One of my favorite holes with one of the best hole names I know, “Foxy” remains a lesson in the value of selecting an using natural green sites to your advantage. The 14th at Royal Dornoch is placed on a modest plateau, which in itself is not an unusual choice for any green site. What makes it really fun is that the approach is with a long iron to the shallow green that will only accept the most exceptional shot. Anything coming up short is cast away by the slopes of the plateau. The fascinating aspect of the hole is that every approach is possible while none are really favored. Throw in the wind and you have one of the more ominous approaches in golf – and yet there isn’t a single hazard in your way!
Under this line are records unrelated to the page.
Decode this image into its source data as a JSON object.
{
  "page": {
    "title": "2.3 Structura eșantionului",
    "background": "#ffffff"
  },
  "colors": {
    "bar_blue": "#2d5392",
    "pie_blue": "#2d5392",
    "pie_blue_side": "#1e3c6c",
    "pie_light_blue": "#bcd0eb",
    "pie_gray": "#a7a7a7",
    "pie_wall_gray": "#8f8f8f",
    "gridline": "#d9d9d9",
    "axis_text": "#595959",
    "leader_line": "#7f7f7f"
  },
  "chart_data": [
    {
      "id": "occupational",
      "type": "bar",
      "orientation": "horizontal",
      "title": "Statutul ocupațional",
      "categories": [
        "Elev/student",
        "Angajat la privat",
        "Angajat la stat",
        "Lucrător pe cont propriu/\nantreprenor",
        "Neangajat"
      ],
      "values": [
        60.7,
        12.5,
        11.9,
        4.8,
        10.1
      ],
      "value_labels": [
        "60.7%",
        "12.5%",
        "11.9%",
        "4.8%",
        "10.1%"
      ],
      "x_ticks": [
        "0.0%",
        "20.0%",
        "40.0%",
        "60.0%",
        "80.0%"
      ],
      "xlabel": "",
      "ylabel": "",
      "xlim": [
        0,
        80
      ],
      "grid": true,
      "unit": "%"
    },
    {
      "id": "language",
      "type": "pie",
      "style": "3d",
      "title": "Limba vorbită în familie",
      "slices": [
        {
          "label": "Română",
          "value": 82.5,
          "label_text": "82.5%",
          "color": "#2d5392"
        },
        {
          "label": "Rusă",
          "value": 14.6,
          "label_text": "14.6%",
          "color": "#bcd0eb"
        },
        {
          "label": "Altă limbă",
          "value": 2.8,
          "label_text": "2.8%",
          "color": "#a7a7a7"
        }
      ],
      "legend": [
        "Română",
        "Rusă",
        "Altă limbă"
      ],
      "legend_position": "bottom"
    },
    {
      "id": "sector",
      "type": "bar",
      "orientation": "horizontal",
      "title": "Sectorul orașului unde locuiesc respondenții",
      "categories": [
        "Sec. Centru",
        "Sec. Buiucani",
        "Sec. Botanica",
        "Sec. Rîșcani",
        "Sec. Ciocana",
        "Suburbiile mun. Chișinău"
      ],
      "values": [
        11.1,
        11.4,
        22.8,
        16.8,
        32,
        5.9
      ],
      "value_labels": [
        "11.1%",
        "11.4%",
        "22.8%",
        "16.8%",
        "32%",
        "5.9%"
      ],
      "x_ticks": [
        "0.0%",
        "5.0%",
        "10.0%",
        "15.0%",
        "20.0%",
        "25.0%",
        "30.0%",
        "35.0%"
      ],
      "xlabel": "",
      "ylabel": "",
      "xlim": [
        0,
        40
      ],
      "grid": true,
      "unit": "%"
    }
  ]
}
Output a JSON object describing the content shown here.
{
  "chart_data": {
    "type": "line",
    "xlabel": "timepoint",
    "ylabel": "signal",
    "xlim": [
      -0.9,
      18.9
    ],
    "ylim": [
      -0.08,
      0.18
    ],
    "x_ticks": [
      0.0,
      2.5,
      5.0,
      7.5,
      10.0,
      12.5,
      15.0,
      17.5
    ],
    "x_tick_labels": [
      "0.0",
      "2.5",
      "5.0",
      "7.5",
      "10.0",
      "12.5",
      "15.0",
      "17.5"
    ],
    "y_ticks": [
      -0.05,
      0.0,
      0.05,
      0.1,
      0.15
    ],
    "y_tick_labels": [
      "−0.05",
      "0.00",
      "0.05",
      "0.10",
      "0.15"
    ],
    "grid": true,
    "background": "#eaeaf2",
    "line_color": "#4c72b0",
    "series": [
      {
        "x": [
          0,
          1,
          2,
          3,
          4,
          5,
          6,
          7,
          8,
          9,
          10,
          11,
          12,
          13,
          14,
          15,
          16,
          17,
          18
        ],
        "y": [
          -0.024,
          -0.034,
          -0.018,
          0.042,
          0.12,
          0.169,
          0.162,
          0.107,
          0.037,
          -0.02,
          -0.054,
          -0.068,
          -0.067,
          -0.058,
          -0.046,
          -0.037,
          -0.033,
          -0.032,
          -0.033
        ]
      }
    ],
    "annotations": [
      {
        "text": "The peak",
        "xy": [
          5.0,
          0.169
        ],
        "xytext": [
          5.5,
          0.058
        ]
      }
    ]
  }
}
The joy of the hole is not only on the approach but in the recovery shot, since it can be as difficult as the approach. It’s a great test of your creative abilities because there is still no standard shot for getting up and down, and the best alternative usually involves finding a creative route along the ground. If you are left, you get an opportunity to try any of the options you feel most comfortable with. If you played short rather than risk the direct approach to the green, the green sets up well from in front, but you still must contend with the shallow green. But if you went after the green and missed long or right, the pitch shot is close to impossible and you now have your hands full.
I did not begin with the tee shot initially because I’m still not sure what play is most prudent. The right flirts with the dunes and seems inviting, and yet the left seems to provide slightly more depth in the green to hit into, but I’m still not sure of the merits of either. I do know my father played left safely left and was successful by running a wood along the fairway and up the slope. This is most likely the best approach to the green. I played down the right for what I thought was an advantage, but my aggressive approach was easily cast aside by the crowned nature of the green. The recovery was tough and a shot was lost to par.
So what did I learn from this. Never underestimate the value of using a plateau to place a premium on the approach. That short grass is often a better defense than a bunker and is likely the most misunderstood and least used of the natural challenges available to an architect. It doesn’t hurt the average players but confounds the good player from the approach through to the recovery. Finally that if a green lacks the depth to receive the shot, then the approach is becomes very demanding - but if short or lay-up options exist that is a reasonable alternative (to going directly at the green) – the hole is very difficult but quite fair.